As with many environmental and public health advocates, Roberts believes that the CFATS legislation should require that facilities take steps to prevent disasters by minimizing the quantity of dangerous chemicals stored on site and switching to safer chemicals and processes where feasible.
“Risk management steps like fencing, security guards, et cetera, can also be helpful, but risk reduction should be the primary objective,” said Roberts.
Worker involvement
Roberts also endorsed the position that the CFATS program and site planning decisions must be more inclusive of and transparent to workers at CFATS facilities. At the hearing, the extent to which facility owners and operators should be required by law to involve facility employees in CFATS activities was discussed in further detail by John Paul Smith of the United Steelworkers. There are several aspects to this topic. One is to make employees aware that there is a CFATS program. This can be done by requiring owners and operators to display a CFATS poster at regulated facilities. That measure is included in the House legislative proposal. The other aspect is to directly involve workers in CFATS decisions. Roberts stated that workers in facilities with dangerous chemicals possess invaluable knowledge and experience about risks and safety.
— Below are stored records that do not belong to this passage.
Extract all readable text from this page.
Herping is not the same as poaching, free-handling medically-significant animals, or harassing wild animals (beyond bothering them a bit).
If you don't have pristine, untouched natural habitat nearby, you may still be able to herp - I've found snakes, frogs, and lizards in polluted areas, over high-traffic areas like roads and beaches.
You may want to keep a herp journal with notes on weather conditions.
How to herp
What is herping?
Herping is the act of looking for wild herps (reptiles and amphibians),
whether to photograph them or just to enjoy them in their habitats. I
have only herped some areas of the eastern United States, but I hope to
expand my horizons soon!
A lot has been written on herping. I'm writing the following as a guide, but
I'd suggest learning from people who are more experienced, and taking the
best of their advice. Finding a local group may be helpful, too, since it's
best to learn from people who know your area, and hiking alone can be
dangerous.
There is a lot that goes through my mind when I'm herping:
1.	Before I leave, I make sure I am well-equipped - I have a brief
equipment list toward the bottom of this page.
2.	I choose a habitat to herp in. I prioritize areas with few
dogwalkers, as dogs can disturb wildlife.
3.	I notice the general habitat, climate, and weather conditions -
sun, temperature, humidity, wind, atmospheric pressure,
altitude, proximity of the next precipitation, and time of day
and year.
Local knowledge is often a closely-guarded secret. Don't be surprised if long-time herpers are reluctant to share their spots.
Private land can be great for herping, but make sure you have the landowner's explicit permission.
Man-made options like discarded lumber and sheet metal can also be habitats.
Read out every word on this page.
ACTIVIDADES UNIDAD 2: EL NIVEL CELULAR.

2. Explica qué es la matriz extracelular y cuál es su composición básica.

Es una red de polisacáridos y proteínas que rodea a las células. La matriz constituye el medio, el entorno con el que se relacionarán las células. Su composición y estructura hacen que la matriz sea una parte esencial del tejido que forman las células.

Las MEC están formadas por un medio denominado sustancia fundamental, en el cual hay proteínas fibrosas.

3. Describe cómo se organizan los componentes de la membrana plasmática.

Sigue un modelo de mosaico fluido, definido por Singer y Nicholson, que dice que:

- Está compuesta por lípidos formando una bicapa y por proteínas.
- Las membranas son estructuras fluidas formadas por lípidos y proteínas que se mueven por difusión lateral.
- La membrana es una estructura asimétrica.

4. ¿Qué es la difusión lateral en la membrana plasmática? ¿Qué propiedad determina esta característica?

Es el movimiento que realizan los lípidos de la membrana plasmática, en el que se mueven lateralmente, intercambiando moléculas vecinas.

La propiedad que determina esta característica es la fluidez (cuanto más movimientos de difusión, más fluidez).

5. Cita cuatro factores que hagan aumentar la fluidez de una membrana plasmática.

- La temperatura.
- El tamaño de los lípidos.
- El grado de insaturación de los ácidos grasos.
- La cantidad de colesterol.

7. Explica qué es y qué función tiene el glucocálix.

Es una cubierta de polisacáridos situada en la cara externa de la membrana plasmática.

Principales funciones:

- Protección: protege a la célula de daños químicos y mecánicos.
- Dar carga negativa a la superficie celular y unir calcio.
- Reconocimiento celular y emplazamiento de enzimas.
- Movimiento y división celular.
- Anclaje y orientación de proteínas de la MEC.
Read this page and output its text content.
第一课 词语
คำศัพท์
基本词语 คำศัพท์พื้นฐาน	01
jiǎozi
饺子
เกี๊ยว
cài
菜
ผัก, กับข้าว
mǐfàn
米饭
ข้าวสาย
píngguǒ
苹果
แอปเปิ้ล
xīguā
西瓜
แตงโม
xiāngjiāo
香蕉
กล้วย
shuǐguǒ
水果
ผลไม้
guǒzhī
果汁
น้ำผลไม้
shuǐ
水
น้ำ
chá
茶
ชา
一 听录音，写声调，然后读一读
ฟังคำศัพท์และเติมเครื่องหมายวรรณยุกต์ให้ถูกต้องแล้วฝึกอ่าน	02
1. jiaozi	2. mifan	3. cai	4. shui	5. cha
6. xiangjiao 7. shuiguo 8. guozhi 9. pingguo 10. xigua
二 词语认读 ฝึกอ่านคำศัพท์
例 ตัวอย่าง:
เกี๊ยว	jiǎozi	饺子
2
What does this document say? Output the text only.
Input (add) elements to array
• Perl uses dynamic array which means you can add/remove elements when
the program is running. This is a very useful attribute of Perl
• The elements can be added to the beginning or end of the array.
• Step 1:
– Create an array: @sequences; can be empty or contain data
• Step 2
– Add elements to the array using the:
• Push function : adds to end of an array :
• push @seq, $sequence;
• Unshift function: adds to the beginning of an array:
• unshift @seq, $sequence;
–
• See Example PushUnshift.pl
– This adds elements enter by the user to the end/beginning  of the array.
“It is crucial that CFATS include clear language requiring worker involvement in SSPs and that workers are able to choose the person to best represent them,” he said. “That representative should be provided with the facility information necessary to contribute and participate throughout all phases of security planning and implementation and accompany DHS compliance officers during CFATS inspections. While Congress included some worker participation language in the 2014 authorization bill, our union is not aware of any actual worker participation at facilities in CFATS-related processes as a result of the language.”
The House bill would change the option in the current CFATS law to involve an employee representative in development of the SSP into a requirement.